The following is an example Go program that shows a technique for verifying the signature.

type event struct {
   Timestamp string            `json:"timestamp"`
   Version   int               `json:"version"`
   Type      string            `json:"type"`
   Tailnet   string            `json:"tailnet"`
   Message   string            `json:"message"`
   Data      map[string]string `json:"data"`
}

// verifyWebhookSignature checks the request's "Tailscale-Webhook-Signature"
// header to verify that the events were signed by your webhook secret.
// If the request is verified, the list of contained events is returned.
func verifyWebhookSignature(req *http.Request, secret string) (verified bool, events []event) {
   defer req.Body.Close()

   // Grab the signature sent on the request header.
   signature := req.Header.Get("Tailscale-Webhook-Signature")
   if signature == "" {
      return false, nil // missing "Tailscale-Webhook-Signature"
   }
   parts := strings.Split(signature, ",")
   if len(parts) != 2 {
      return false, nil // wrong format; should be t=<timestamp>,v1=<signature>
   }
   if !strings.HasPrefix(parts[0], "t=") {
      return false, nil // wrong format
   }
   if !strings.HasPrefix(parts[1], "v1=") {
      return false, nil // wrong format
   }
   timestamp := strings.TrimPrefix(parts[0], "t=")
   reqSignature := strings.TrimPrefix(parts[1], "v1=")
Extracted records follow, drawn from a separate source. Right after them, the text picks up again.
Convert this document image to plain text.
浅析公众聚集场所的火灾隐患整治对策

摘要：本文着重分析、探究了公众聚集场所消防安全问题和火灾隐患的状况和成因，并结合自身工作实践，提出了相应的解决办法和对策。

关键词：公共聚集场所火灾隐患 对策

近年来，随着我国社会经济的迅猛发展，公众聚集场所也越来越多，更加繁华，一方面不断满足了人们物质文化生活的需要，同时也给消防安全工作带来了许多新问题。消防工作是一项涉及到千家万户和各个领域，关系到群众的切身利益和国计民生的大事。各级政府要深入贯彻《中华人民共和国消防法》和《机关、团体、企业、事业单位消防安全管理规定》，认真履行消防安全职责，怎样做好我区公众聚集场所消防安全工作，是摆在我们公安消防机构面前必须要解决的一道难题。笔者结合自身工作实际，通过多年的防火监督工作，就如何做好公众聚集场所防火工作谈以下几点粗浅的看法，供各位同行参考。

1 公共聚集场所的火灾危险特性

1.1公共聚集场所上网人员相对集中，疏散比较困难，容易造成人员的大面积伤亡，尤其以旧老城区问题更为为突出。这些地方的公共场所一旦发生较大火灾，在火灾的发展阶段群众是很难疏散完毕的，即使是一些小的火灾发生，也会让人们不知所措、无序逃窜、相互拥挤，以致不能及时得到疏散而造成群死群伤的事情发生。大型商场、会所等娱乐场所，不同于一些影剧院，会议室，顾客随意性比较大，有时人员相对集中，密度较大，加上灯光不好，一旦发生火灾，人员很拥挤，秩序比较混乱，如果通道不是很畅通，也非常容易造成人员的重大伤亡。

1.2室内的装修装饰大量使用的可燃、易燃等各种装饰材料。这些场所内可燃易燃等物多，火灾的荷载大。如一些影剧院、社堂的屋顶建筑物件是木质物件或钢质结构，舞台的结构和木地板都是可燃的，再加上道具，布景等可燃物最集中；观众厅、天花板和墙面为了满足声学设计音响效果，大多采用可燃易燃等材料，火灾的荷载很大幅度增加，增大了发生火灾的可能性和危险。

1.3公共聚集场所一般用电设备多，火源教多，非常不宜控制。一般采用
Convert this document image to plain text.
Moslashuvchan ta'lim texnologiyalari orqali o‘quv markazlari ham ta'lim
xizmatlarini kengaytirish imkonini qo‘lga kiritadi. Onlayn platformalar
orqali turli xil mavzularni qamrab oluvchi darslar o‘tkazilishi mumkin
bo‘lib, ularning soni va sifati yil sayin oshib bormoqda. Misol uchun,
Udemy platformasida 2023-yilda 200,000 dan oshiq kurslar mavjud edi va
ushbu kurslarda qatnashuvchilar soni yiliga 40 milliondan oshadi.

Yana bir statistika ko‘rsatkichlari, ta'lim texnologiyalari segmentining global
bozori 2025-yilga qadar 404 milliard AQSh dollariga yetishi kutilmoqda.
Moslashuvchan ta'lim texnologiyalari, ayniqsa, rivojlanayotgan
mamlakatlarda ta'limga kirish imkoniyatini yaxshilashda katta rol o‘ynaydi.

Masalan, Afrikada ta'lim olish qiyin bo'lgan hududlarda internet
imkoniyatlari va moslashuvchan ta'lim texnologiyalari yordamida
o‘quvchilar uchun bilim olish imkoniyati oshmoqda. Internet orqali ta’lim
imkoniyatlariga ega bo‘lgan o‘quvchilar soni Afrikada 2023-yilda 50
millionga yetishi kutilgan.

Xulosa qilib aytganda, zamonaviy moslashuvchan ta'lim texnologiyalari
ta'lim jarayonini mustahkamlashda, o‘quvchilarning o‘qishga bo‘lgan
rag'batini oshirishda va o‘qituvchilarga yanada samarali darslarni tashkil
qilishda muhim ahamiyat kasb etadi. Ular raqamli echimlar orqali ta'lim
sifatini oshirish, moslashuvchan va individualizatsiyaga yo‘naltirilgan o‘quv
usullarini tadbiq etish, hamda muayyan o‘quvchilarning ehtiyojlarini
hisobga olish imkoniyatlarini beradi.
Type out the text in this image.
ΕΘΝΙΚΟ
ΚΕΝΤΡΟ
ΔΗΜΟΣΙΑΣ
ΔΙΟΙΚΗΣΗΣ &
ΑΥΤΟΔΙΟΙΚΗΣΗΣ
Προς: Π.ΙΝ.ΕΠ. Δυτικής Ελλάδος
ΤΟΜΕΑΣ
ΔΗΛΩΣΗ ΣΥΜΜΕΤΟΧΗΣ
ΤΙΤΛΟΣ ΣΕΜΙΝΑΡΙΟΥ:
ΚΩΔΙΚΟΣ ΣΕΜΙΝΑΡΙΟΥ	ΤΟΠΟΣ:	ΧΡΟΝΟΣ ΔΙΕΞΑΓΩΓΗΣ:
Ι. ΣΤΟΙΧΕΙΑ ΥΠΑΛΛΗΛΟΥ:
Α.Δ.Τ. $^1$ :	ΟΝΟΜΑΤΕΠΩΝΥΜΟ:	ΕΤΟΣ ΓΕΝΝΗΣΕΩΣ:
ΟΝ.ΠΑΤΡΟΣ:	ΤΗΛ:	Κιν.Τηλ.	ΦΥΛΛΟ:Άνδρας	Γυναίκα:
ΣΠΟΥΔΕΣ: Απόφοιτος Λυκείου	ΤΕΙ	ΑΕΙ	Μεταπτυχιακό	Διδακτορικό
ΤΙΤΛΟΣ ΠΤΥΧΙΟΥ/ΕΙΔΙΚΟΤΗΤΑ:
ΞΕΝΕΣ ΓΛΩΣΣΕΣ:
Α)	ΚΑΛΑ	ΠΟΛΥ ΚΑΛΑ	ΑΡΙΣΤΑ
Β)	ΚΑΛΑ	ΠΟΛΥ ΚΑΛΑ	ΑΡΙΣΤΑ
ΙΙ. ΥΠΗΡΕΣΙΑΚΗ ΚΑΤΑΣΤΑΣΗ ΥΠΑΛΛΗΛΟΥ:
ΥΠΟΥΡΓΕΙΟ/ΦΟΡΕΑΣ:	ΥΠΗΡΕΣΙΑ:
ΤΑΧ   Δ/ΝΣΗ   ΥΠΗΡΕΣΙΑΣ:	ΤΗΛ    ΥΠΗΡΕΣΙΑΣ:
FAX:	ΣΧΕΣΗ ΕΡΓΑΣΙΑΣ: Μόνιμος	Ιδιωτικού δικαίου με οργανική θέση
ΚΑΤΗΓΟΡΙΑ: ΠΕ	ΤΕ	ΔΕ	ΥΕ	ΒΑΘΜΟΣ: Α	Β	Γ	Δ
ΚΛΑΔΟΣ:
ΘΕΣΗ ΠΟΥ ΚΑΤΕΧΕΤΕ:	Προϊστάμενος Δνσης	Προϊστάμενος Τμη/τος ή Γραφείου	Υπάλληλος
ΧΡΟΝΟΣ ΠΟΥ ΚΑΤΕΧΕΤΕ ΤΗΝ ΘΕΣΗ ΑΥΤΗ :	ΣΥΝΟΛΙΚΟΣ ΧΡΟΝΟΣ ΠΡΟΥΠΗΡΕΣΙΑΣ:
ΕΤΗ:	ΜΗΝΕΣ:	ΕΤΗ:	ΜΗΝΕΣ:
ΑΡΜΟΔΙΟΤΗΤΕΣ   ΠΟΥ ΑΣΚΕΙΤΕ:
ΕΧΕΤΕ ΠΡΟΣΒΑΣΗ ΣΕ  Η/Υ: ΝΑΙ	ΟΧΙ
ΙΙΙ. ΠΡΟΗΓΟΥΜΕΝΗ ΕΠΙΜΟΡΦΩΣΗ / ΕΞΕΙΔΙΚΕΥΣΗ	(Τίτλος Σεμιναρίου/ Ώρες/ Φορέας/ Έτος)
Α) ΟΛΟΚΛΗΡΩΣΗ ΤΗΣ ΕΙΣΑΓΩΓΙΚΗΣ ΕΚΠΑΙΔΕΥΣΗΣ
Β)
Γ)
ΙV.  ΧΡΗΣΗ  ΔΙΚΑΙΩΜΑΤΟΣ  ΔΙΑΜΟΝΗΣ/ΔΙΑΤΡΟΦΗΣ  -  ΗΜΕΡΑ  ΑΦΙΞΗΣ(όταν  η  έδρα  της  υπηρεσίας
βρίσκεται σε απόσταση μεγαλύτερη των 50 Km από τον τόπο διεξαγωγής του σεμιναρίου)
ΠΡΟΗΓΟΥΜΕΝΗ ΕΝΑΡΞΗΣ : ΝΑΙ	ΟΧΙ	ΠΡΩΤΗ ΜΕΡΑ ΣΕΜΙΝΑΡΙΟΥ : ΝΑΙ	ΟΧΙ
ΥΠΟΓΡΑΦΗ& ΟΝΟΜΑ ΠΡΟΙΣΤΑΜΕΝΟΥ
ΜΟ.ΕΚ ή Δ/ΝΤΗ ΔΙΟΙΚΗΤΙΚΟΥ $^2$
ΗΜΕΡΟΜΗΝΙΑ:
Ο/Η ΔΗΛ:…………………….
   // Verify that the timestamp is recent.
   // Here, we use a threshold of 5 minutes.
   unixSeconds, err := strconv.ParseInt(timestamp, 10, 64)
   if err != nil {
      log.Fatal(err)
   }
   if time.Unix(unixSeconds, 0).Before(time.Now().Add(-time.Minute * 5)) {
      return false, nil // timestamp older than 5 minutes
   }

   // Form the expected signature.
   if err := json.NewDecoder(req.Body).Decode(&events); err != nil {
      log.Fatal(err)
   }
   raw, err := json.Marshal(events)
   if err != nil {
      log.Fatal(err)
   }
   mac := hmac.New(sha256.New, []byte(secret))
   mac.Write([]byte(timestamp))
   mac.Write([]byte("."))
   mac.Write(raw)
   want := hex.EncodeToString(mac.Sum(nil))

   // Verify that the signatures match.
   if reqSignature != want {
      log.Printf("signature verification failed; want = %q, got = %q", want, reqSignature)
      return false, nil
   }

   // Signature was successfully verified.